Privatization of Vuln Enrichment

KEV listing is no longer just a patching priority signal. It is now the gate for NVD enrichment. Which means the question of whether a finding lands in KEV carries a new economic weight it did not carry two weeks ago.

Those inside the Glasswing rope get early access to Mythos findings. They get first-patch timing. They are suddenly, by corporate position, best placed to coordinate with CISA on whether a finding meets KEV criteria. The vendor funds the consortium and then that consortium shapes the disclosure. The disclosure shapes KEV eligibility. KEV eligibility now determines whether a CVE gets the metadata that makes it actionable to the rest of the industry.

The poor, lowly bastards left outside the Glasswing palace, get to put on a hat that says “not scheduled.”

The April 15 post also tried to answer the question whether Glasswing is a cartel.

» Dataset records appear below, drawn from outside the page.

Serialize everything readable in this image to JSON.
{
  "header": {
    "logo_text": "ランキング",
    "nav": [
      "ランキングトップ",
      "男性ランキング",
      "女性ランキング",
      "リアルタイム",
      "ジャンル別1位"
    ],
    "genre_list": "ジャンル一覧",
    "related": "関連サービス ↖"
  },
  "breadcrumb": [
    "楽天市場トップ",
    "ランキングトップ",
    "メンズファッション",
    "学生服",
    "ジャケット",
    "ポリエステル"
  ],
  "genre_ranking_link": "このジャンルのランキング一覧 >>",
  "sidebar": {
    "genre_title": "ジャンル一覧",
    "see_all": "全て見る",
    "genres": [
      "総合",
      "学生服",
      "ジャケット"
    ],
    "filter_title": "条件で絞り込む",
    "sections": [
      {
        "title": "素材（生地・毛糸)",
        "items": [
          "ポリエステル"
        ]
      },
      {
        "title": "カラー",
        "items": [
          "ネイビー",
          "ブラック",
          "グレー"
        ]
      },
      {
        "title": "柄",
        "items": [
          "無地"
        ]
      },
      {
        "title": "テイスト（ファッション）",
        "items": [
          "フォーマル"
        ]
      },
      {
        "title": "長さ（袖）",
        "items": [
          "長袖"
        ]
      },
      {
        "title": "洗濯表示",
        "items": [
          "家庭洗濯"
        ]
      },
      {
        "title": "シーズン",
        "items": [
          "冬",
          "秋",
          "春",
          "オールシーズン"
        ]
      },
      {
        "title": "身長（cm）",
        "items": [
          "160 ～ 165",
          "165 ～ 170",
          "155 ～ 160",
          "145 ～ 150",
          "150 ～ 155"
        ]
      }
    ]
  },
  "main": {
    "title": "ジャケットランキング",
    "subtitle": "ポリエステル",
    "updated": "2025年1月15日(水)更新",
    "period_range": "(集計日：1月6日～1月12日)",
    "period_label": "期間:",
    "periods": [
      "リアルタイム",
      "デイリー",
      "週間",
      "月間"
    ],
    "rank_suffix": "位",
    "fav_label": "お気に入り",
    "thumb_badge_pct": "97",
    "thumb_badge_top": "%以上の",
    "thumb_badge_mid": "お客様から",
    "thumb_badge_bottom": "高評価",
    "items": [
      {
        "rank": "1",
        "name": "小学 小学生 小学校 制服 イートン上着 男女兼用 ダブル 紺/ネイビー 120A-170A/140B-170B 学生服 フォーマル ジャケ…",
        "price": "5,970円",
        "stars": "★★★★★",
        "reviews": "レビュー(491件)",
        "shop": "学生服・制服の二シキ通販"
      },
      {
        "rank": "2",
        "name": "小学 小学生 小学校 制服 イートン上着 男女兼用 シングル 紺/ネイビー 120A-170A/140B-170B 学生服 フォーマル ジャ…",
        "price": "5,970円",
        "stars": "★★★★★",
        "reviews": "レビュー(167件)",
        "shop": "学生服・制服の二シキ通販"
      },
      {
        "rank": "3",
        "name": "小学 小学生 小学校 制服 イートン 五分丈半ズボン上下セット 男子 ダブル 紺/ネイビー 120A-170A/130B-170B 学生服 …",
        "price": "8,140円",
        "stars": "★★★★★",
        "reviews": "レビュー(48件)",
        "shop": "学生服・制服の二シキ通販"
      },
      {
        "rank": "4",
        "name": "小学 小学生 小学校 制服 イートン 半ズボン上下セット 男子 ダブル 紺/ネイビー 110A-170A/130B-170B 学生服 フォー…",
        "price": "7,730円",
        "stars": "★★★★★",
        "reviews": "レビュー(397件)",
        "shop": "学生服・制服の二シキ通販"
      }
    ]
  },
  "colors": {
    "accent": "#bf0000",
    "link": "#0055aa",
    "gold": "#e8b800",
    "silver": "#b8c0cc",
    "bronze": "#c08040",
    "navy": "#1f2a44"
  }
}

The NIST decision makes that answer easier.

A cartel extracts value by controlling a scarce resource. Before April 15, NVD enrichment was a public good, slow and imperfect, but at least it was universal. After April 15, enrichment is a tiered resource. The tier boundaries will not come from the security community. They will be set by whoever controls the volume. Right now that includes Anthropic, which is named as one of the accelerants driving it. Anthropic’s consortium has been positioned to directly benefit from the scarcity it causes.

That sequence only requires the incentives line up and the institutions respond predictably to the pressure to go along with it.

They did. Because they aren’t the security industry.